Was mich an der Design-Branche nervt und was das neue BMW Logo damit zu tun hat
Eins vorweg: Ich liebe meinen Beruf als Grafikdesignerin! Ich bin glücklich, das machen zu dürfen, was ich kann und mag. Doch bei aller Liebe für Design und Begeisterung für die kreative Arbeit meiner Kollegen, gibt es auch einen Punkt, der mich stört. Dieser Punkt ist jedes Mal erreicht, wenn ein Redesign einer großen Marke die Design-Branche in Aufruhr versetzt. So wie das neue Logo von BMW in diesen Tagen.

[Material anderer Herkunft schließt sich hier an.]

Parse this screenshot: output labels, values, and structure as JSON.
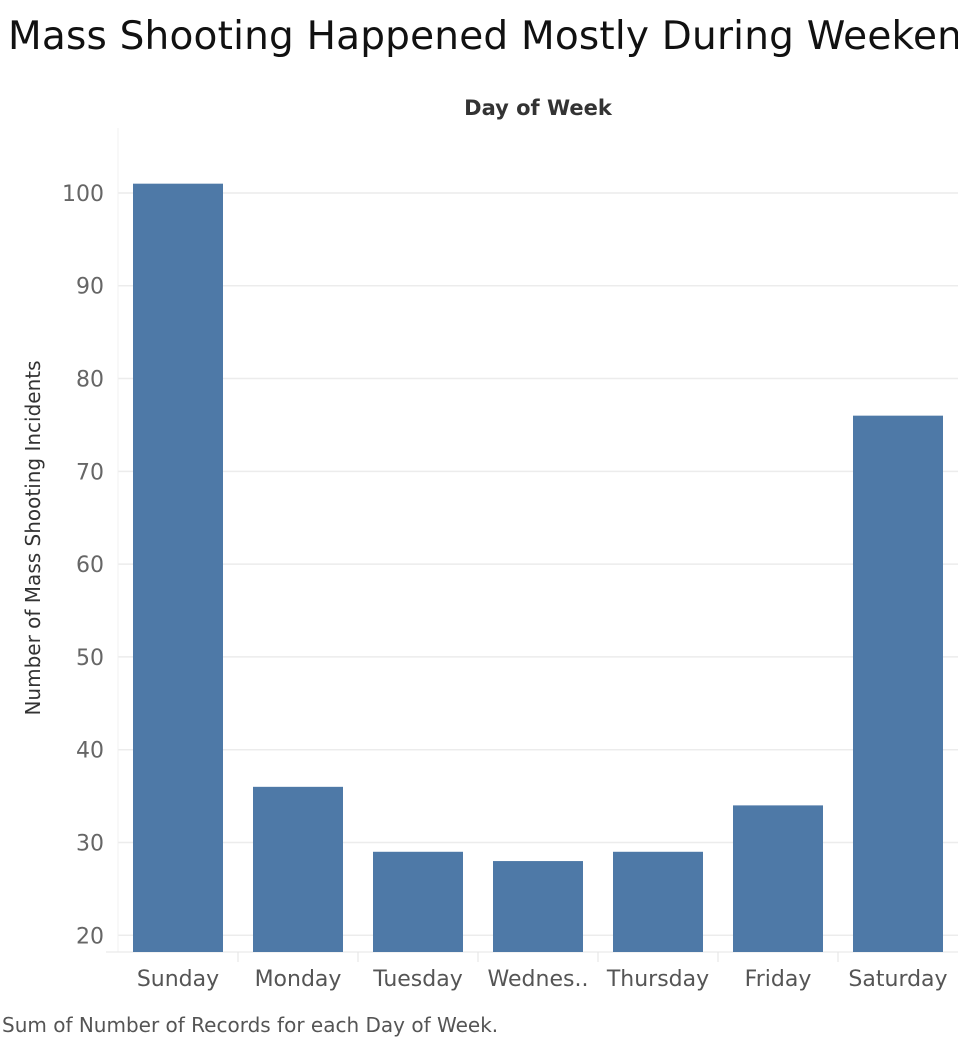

Ein neues Logo und doch jedes Mal das Gleiche
Top-News in der Design-Branche und darüber hinaus: BMW hat ein neues Logo! Und natürlich finden es alle erst einmal schei… -nbar nicht so gut. Was wird sich echauffiert, von Designern und Nicht-Designern? Egal ob BMW-Fahrer, Audi-Jünger, Fahrradfahrer und VW-Anhänger. Aber Moment! Das neue Logo von VW hat doch vor nicht allzu langer Zeit das gleiche Schicksal ereilt!
Ab und an kommt es eben auch in großen Konzernen vor, dass ihr Logo ein Redesign erfährt. Häufig sind es nur kleine Nuancen, die geändert werden und trotzdem muss jeder der Augen im Kopf hat seinen Senf dazu geben. Und wenn die Veränderung so offensichtlich ist wie im aktuellen Fall von BMW, dann muss es noch eine extra große Portion Senf sein.
Und dabei wiederholt sich das Fachsimpeln ständig von neuem: Was hat sich der Designer dabei gedacht? Hat er sich überhaupt etwas dabei gedacht? Stammt das vom Praktikanten? Ist die Agentur mit ihrer Arbeit überhaupt fertig geworden, das sieht so halbgar aus? Am beliebtesten ist jedoch die Phrase „Also ich hätte das viel besser gemacht…“.
Dabei ist es ganz gleich, ob der „Gloss“ zurückkehrt wie bei Aldi oder ob eine Dimension gestrichen wird und alle wieder „flat“ sind, siehe MINI, VW oder eben BMW. Immer gibt es Leute, die was zu Meckern haben.

Die neuste Evolutionsstufe des BMW Logos, zu bewundern unter anderem auf der Homepage des Automobilherstellers.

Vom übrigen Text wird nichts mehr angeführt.